Yorkshire and the Humber saw the biggest spike in sales agreed, says Zoopla, with a huge 19% increase in the region. This was followed by the West Midlands, which had a 17% rise. Both of these areas are hotspots for property investment at the moment, thanks to regeneration and improvements taking place in many key areas, alongside the strong yields on offer.

All of this is having the effect of keeping house prices buoyant. The index found that prices were just -0.8% lower in December 2023 compared with December 2022, which is an improvement on the annual dip of -1.4% seen in October’s figures. The UK housing market is moving in the right direction.

Long-term prospects

Since the start of 2016, the UK housing market has seen property prices surge by 34% on average. This compares with the average flat in London which has seen its value rise by just 2% during the same period. Zoopla notes this is due to London reaching “peak unaffordability” in 2016.
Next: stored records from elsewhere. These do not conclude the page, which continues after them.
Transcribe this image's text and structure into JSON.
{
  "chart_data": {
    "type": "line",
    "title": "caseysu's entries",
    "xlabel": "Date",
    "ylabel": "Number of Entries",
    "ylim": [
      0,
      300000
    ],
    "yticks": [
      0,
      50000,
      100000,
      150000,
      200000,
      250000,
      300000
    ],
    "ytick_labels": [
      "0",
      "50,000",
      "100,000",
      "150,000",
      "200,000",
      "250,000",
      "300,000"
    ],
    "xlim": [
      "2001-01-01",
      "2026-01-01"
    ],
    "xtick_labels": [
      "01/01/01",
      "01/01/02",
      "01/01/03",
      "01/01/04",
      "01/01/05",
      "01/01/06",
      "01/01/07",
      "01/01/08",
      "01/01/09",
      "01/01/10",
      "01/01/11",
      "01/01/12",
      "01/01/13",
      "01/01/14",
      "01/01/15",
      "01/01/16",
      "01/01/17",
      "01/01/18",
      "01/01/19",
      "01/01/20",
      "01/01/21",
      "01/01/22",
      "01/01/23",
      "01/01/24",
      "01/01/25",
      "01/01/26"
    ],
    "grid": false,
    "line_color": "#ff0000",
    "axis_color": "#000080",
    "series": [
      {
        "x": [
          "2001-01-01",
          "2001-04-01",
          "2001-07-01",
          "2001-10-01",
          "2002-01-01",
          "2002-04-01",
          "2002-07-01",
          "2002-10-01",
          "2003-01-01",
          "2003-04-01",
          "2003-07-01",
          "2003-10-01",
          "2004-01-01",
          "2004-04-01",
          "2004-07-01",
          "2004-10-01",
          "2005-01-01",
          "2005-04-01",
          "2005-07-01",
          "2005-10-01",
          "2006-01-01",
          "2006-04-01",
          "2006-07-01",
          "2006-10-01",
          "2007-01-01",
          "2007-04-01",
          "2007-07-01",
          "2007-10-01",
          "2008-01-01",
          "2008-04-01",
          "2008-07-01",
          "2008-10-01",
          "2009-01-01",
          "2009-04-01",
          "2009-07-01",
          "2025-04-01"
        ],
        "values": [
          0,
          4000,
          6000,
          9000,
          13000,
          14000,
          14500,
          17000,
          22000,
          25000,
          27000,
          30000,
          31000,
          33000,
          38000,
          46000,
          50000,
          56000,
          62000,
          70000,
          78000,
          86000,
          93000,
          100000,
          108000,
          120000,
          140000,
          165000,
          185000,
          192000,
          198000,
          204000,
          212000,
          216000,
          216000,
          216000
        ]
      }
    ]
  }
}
While the situation is beginning to improve in the capital, buyers are still facing a “sizeable affordability challenge”, particularly as mortgage rates have doubled since 2021. London is home to the most expensive property stock in the country, so getting a mortgage big enough to cover the cost of the average home is not possible for many.

Zoopla does point out that market conditions in London are expected to ease over the course of this year, due to earnings rising faster than house prices. However, this is more likely to boost transaction levels rather than property prices.

Commenting on Zoopla’s latest findings, Tom Bill, head of UK residential research at Knight Frank, said: “The housing market has picked up in January where it left off before Christmas, with buyer demand being driven by falling mortgage rates.

“Things have improved markedly on paper as the best rates fall below 4% and that should translate into a seasonal spring bounce. The economic picture is more settled and we expect 3% UK price growth this year although there is a risk that political volatility increases and begins to cut through with buyers and sellers.”